Dari Arc de Triomph, kami meluncur ke tempat yang sangat kami idam2kan, MUSEUM LOUVRE. Museum yang menyimpan lukisan paling terkenal sepanjang sejarah karya asli Leonardo Da Vinci, MONALISA...Wah kalau saya suruh cerita tentang Museum Louvre ini saya nyerah deh, jari2 saya gak kuat ngetik lagi saking betapa luar biasa buanyaknya kesan yang saya dapatkan (menurut saya lho) di museum ini. Maklum, saya dan istri termasuk orang2 yang hobby sejarah dan museum, dan konon menurut info dari teman yang sudah kesini sebelumnya, kalau kita berdiri di depan obyek yang dipamerkan di Louvre selama 3 menit, maka dibutuhkan waktu selama 2 bulan untuk bisa melihat keseluruhan obyek yang berada di Louvre, itu saking buanyaknya obyek yang dipamerkan di Louvre ini. Semuanya dikumpulkan sejak jamannya Raja Louis kesepuluh atau kira2 sejak 300 ratus tahun yang lalu. Itulah bedanya Raja2 Eropa dengan Raja2 Nusantara. Saking maniaknya mereka sama seni dan kebudayaan segala yang berbau antik dikumpulkan, dibuatkan istana untuk dijadikan museumnya dan dijaga dirawat sampai berpuluh2 generasi. Kalau Raja2 kita, segala yang berbau cantik dan harum dikumpulkan, dibuatkan keputren untuk istirahatnya dan mana mungkin diwariskan. Kalau ditanya raja tetangganya, "Mas, istri sampeyan ada berapa?" Dengan bangga sambil terkekeh dia menjawab, "Baru 103 tuh, hehehehehe...."

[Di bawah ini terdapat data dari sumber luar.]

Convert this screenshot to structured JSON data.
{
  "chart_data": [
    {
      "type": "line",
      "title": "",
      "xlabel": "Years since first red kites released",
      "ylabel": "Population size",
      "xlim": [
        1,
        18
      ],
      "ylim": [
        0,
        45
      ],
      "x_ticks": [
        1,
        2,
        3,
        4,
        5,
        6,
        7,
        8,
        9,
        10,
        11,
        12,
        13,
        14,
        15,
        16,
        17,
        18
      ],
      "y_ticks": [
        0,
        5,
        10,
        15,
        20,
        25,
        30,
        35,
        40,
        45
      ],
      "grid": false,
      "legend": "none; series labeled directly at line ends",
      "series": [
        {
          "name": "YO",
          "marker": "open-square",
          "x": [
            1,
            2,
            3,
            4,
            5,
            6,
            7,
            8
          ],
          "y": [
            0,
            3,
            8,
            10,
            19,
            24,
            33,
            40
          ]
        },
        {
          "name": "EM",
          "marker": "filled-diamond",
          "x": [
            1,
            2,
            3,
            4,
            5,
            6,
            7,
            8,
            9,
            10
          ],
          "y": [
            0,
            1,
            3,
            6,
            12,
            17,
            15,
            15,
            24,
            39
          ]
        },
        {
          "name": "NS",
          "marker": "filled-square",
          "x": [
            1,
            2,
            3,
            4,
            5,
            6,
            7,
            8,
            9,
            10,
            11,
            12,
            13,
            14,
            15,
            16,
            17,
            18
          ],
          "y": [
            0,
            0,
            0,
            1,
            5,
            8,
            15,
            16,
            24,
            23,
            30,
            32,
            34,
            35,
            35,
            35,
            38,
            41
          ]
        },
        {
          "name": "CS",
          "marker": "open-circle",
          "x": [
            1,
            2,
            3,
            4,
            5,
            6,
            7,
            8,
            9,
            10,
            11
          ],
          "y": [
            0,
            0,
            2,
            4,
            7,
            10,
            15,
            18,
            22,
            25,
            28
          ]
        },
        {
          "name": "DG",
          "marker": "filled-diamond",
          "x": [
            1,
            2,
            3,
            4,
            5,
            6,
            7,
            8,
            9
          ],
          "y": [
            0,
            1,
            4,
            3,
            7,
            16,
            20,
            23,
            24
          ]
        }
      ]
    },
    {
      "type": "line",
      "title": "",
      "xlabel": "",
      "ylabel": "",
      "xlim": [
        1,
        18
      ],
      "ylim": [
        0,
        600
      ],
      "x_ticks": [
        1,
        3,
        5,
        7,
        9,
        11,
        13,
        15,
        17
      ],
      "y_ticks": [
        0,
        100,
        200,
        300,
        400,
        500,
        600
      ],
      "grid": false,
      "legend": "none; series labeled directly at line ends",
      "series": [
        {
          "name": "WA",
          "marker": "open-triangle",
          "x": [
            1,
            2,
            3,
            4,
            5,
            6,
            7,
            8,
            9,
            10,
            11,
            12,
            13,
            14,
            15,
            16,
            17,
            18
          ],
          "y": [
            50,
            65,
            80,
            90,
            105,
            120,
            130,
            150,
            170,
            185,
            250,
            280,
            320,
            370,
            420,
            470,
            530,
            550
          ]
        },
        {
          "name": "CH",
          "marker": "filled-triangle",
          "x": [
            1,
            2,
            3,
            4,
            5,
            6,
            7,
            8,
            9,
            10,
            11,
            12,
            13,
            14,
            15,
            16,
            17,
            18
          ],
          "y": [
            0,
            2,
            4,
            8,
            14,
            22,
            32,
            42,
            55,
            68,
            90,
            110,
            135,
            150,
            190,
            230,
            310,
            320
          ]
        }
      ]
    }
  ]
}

Akhirnya realita menarik yang saya jumpai di Perancis ini adalah, museum lebih rame dan antri2 daripada di Mall. Kita kapan tuh? "Nanti kalau di museum udah banyak yang cantik2 dan wangi seperti di Mall2, hehehehehe" jawab sang Raja Nusantara...


Kapan stroller anak saya bisa melenggang
bebas di KRL Jakarta ya...


Saya lupa namanya, tapi ini isinya kentang goreng, semak2,
daging kebab dan roti gandum, 100% halal


Sssttt jangan bilang2, habis naik bus
terbuka ini saya masuk angin



Museum Louvre, kok semua keterangan obyekmu
berbahasa Perancis thoo, padahal pengunjungmu
kan dari seantero dunia


Jalansutra, Paris
Abdul Rahman Hantiar

Road to Paris, on leisure story

Perjalanan kami ke Perancis dalam rangka pameran tentu tidak kami lewatkan untuk jalan2 menikmati keindahan dan tempat2 wisata di kota Paris. Di hari pertama pada saat saya diajak nonton Muslim Expo oleh dua orang teman Perancis saya diajak untuk mampir sholat di masjid besarnya Paris yang juga berfungsi sebagai Islamic Center. Masjid ini terletak di tengah2 kota Paris dan dibangun oleh tentara Aljazair yang terkena wajib militer dari pemerintah Perancis pada masa Perang Dunia ke dua. Pada awalnya bangunan ini bukan bangunan masjid seperti yang kita bayangkan, bahkan hanya berupa sebuah rumah seperti gudang. Tetapi lambat laun, seiring perkembangan Islam di Perancis, bangunan ini pun mulai dirombak, dan sekarang benar2 tampak seperti masjid, dengan arsitektur bergaya Maghribi. Satu fenomena menarik yang saya temui, bahwa dimasjid ini banyak sekali turis yang datang, kebanyakan mereka dari Eropa dan sekitarnya. Jadi waktu saya masuk, ternyata takmir masjidnya menyediakan semacam guide yang mendampingi dan menerangkan tentang fungsi masjid dan agama Islam secara umum kepada pengunjung yang datang. Menurut teman saya, di Eropa ini meskipun Islamophobia gencar, tetapi sebenarnya perkembangan Islam lebih gencar lagi, dan itu berasal dari keingintahuan masyarakat Eropa akan Islam, dan ketika mereka tahu setelah belajar banyak tentang Islam, kebanyakan mereka kembali dalam pelukan Dienul Islam. Sayang selama di Perancis, istri saya belum mencicipi sholat di masjid besar Paris ini. Tapi itu malah menjadi cambuk baginya, bahwa suatu saat nanti kita pasti kembali...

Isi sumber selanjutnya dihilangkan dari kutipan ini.